The Portland Pirates, American Hockey League affiliate of the Phoenix Coyotes, today announced the team’s collaboration with Maine CDC Partnership for a Tobacco-Free Maine (PTM). The Pirates will go tobacco-free as part of an effort to improve player and employee health while raising awareness about the risks of tobacco use.
The Pirates are inviting their fans and supporters to join them in their tobacco-free pledge with support from PTM’s free resources.
The Pirates are kicking off their pledge on National Kick Butts Day, March 20. Kick Butts Day empowers youth to take action against tobacco. The team’s hope is that their young fans will follow their lead by living tobacco-free.
“I’m so proud of the Pirates organization for taking control of their health and setting a good example for their fans,” said Dr. Sheila Pinette, executive director of the Maine Center for Disease Control and Prevention (CDC). “I encourage any Pirate or fan to take advantage of our state’s exceptional tobacco-control program. This offer extends to every Mainer out there who is still struggling to quit tobacco.”
Everyone in the Pirates organization, including the Maine Hockey Group, the Portland Junior Pirates, and Pirates fans and customers, will receive information about accessing free support services through Maine CDC Partnership for a Tobacco Free Maine, including opportunities to take the tobacco-free pledge at all remaining Pirates home games.
“Our players take their health very seriously, and they understand the health consequences associated with tobacco use,” said Brian Petrovek, Pirates managing owner/CEO. “This is a great opportunity for the players, coaches, and staff to share the benefits of a tobacco free lifestyle with not only athletes of all ages but with all our fans in the region.
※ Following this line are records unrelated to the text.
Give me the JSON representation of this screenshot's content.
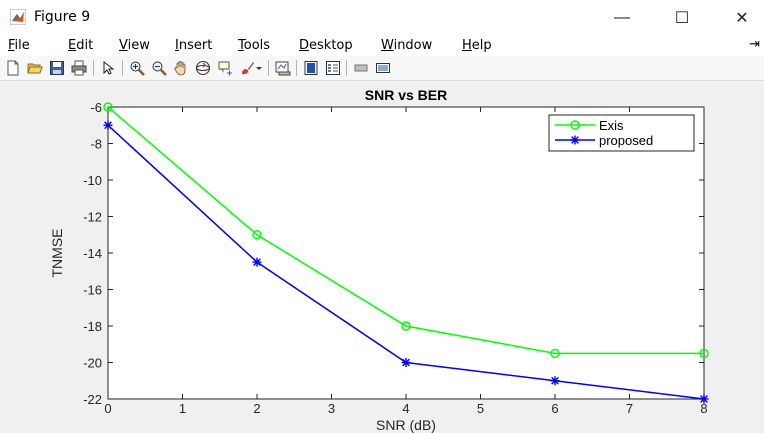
{
  "window": {
    "title": "Figure 9",
    "minimize": "—",
    "maximize": "☐",
    "close": "✕"
  },
  "menu": {
    "items": [
      {
        "label": "File",
        "u": "F",
        "rest": "ile"
      },
      {
        "label": "Edit",
        "u": "E",
        "rest": "dit"
      },
      {
        "label": "View",
        "u": "V",
        "rest": "iew"
      },
      {
        "label": "Insert",
        "u": "I",
        "rest": "nsert"
      },
      {
        "label": "Tools",
        "u": "T",
        "rest": "ools"
      },
      {
        "label": "Desktop",
        "u": "D",
        "rest": "esktop"
      },
      {
        "label": "Window",
        "u": "W",
        "rest": "indow"
      },
      {
        "label": "Help",
        "u": "H",
        "rest": "elp"
      }
    ],
    "pin": "⇥"
  },
  "toolbar": {
    "icons": [
      "new-figure-icon",
      "open-file-icon",
      "save-icon",
      "print-icon",
      "pointer-icon",
      "zoom-in-icon",
      "zoom-out-icon",
      "pan-icon",
      "rotate-3d-icon",
      "data-cursor-icon",
      "brush-icon",
      "link-plot-icon",
      "colorbar-icon",
      "legend-icon",
      "hide-plot-tools-icon",
      "show-plot-tools-icon"
    ]
  },
  "chart_data": {
    "type": "line",
    "title": "SNR vs BER",
    "xlabel": "SNR (dB)",
    "ylabel": "TNMSE",
    "xlim": [
      0,
      8
    ],
    "ylim": [
      -22,
      -6
    ],
    "xticks": [
      "0",
      "1",
      "2",
      "3",
      "4",
      "5",
      "6",
      "7",
      "8"
    ],
    "yticks": [
      "-6",
      "-8",
      "-10",
      "-12",
      "-14",
      "-16",
      "-18",
      "-20",
      "-22"
    ],
    "grid": false,
    "legend_position": "top-right",
    "series": [
      {
        "name": "Exis",
        "color": "#00ff00",
        "marker": "o",
        "x": [
          0,
          2,
          4,
          6,
          8
        ],
        "y": [
          -6,
          -13,
          -18,
          -19.5,
          -19.5
        ]
      },
      {
        "name": "proposed",
        "color": "#0000ff",
        "marker": "*",
        "x": [
          0,
          2,
          4,
          6,
          8
        ],
        "y": [
          -7,
          -14.5,
          -20,
          -21,
          -22
        ]
      }
    ]
  }
}
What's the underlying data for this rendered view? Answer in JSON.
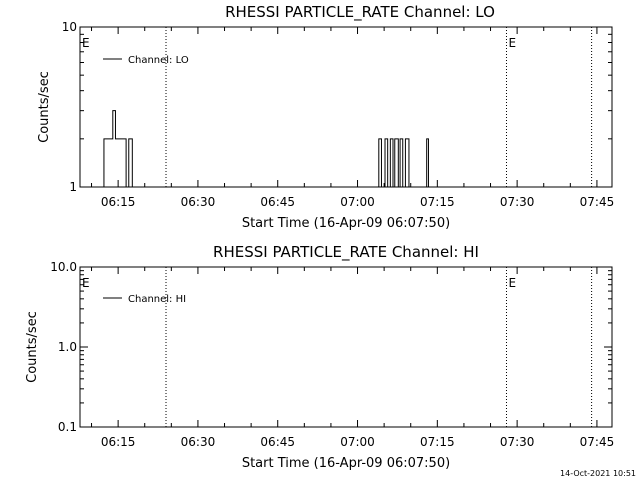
{
  "footer": {
    "timestamp": "14-Oct-2021 10:51"
  },
  "chart_data": [
    {
      "type": "line",
      "title": "RHESSI PARTICLE_RATE Channel: LO",
      "xlabel": "Start Time (16-Apr-09 06:07:50)",
      "ylabel": "Counts/sec",
      "yscale": "log",
      "ylim": [
        1,
        10
      ],
      "y_ticks": [
        1,
        10
      ],
      "y_tick_labels": [
        "1",
        "10"
      ],
      "xlim": [
        "06:07:50",
        "07:47:50"
      ],
      "x_ticks": [
        "06:15",
        "06:30",
        "06:45",
        "07:00",
        "07:15",
        "07:30",
        "07:45"
      ],
      "legend": {
        "placement": "top-left",
        "entries": [
          "Channel: LO"
        ]
      },
      "vlines": [
        "06:24:00",
        "07:28:00",
        "07:44:00"
      ],
      "markers": [
        {
          "text": "E",
          "t": "06:07:50"
        },
        {
          "text": "E",
          "t": "07:28:00"
        }
      ],
      "series": [
        {
          "name": "Channel: LO",
          "points": [
            [
              "06:11:40",
              1
            ],
            [
              "06:12:20",
              2
            ],
            [
              "06:13:30",
              2
            ],
            [
              "06:14:00",
              3
            ],
            [
              "06:14:30",
              2
            ],
            [
              "06:15:30",
              2
            ],
            [
              "06:16:30",
              1
            ],
            [
              "06:17:00",
              2
            ],
            [
              "06:17:40",
              1
            ],
            [
              "07:03:40",
              1
            ],
            [
              "07:04:00",
              2
            ],
            [
              "07:04:30",
              1
            ],
            [
              "07:05:10",
              2
            ],
            [
              "07:05:40",
              1
            ],
            [
              "07:06:10",
              2
            ],
            [
              "07:06:40",
              1
            ],
            [
              "07:07:00",
              2
            ],
            [
              "07:07:40",
              1
            ],
            [
              "07:08:00",
              2
            ],
            [
              "07:08:30",
              1
            ],
            [
              "07:09:00",
              2
            ],
            [
              "07:09:40",
              1
            ],
            [
              "07:12:40",
              1
            ],
            [
              "07:13:00",
              2
            ],
            [
              "07:13:20",
              1
            ]
          ]
        }
      ]
    },
    {
      "type": "line",
      "title": "RHESSI PARTICLE_RATE Channel: HI",
      "xlabel": "Start Time (16-Apr-09 06:07:50)",
      "ylabel": "Counts/sec",
      "yscale": "log",
      "ylim": [
        0.1,
        10
      ],
      "y_ticks": [
        0.1,
        1,
        10
      ],
      "y_tick_labels": [
        "0.1",
        "1.0",
        "10.0"
      ],
      "xlim": [
        "06:07:50",
        "07:47:50"
      ],
      "x_ticks": [
        "06:15",
        "06:30",
        "06:45",
        "07:00",
        "07:15",
        "07:30",
        "07:45"
      ],
      "legend": {
        "placement": "top-left",
        "entries": [
          "Channel: HI"
        ]
      },
      "vlines": [
        "06:24:00",
        "07:28:00",
        "07:44:00"
      ],
      "markers": [
        {
          "text": "E",
          "t": "06:07:50"
        },
        {
          "text": "E",
          "t": "07:28:00"
        }
      ],
      "series": [
        {
          "name": "Channel: HI",
          "points": []
        }
      ]
    }
  ]
}
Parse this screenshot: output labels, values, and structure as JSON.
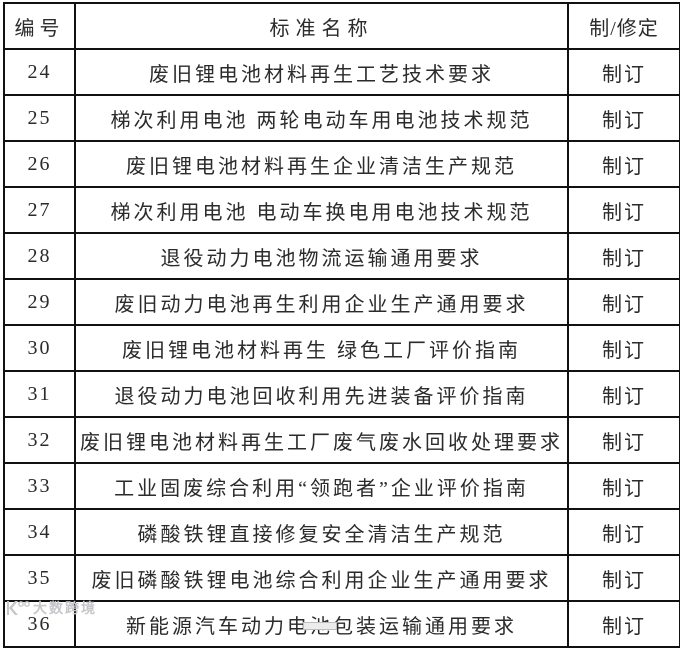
{
  "table": {
    "columns": [
      {
        "key": "id",
        "label": "编号"
      },
      {
        "key": "name",
        "label": "标准名称"
      },
      {
        "key": "status",
        "label": "制/修定"
      }
    ],
    "rows": [
      {
        "id": "24",
        "name": "废旧锂电池材料再生工艺技术要求",
        "status": "制订"
      },
      {
        "id": "25",
        "name": "梯次利用电池 两轮电动车用电池技术规范",
        "status": "制订"
      },
      {
        "id": "26",
        "name": "废旧锂电池材料再生企业清洁生产规范",
        "status": "制订"
      },
      {
        "id": "27",
        "name": "梯次利用电池 电动车换电用电池技术规范",
        "status": "制订"
      },
      {
        "id": "28",
        "name": "退役动力电池物流运输通用要求",
        "status": "制订"
      },
      {
        "id": "29",
        "name": "废旧动力电池再生利用企业生产通用要求",
        "status": "制订"
      },
      {
        "id": "30",
        "name": "废旧锂电池材料再生 绿色工厂评价指南",
        "status": "制订"
      },
      {
        "id": "31",
        "name": "退役动力电池回收利用先进装备评价指南",
        "status": "制订"
      },
      {
        "id": "32",
        "name": "废旧锂电池材料再生工厂废气废水回收处理要求",
        "status": "制订"
      },
      {
        "id": "33",
        "name": "工业固废综合利用“领跑者”企业评价指南",
        "status": "制订"
      },
      {
        "id": "34",
        "name": "磷酸铁锂直接修复安全清洁生产规范",
        "status": "制订"
      },
      {
        "id": "35",
        "name": "废旧磷酸铁锂电池综合利用企业生产通用要求",
        "status": "制订"
      },
      {
        "id": "36",
        "name": "新能源汽车动力电池包装运输通用要求",
        "status": "制订"
      }
    ]
  },
  "watermark": {
    "text": "大数跨境"
  },
  "colors": {
    "background": "#ffffff",
    "border": "#111111",
    "text": "#2b2b2b",
    "watermark": "#c6c6ca"
  }
}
We hope that thousands of others will take the pledge to live tobacco-free –- we will all be better for it.”
“We know a lot about [tobacco] now, so to me, you’ve got to take care of yourself. Put that stuff in your body, you’re asking for trouble,” said Pirates head coach Ray Edwards. “[Hockey players] have to keep our bodies at a higher level than a normal person, so it’s a no-brainer for any athlete to think smart about the way they take care of their body. My thought though is athlete, non-athlete, take care of your body, be smart.”
When asked why it’s important to be tobacco-free, Pirates captain Alexandre Bolduc said, “One day I’ll have kids, and I don’t want them to grow up without a father because of lung cancer, something like that, so I try and stay as healthy as possible so I can be with my kids as long as possible when the time comes. That’s pretty important to me.”
“Obviously it’s important, with the diseases that tobacco can cause and you see some of the things that happen to people -– people have their lips removed and stuff. Tobacco is a big thing in the hockey world, a lot of guys chew, so for us to go tobacco-free is awesome and hopefully we can start a new trend,” said Pirates forward and alternate captain Andy Miele.
If you are addicted to tobacco, Maine CDC Partnership for a Tobacco Free Maine has provided resources to help you quit. The Maine Tobacco HelpLine (800-207-1230) is a free tobacco-treatment phone service staffed by specialists. Callers can request telephone counseling and quit materials. People seeking to quit tobacco can also visit TheQuitlink.com, a web-based coaching system for tobacco users. The QuitLink connects people trying to quit with others who are in the quitting process or who have successfully quit. The online support network increases the likelihood of success for people trying to quit.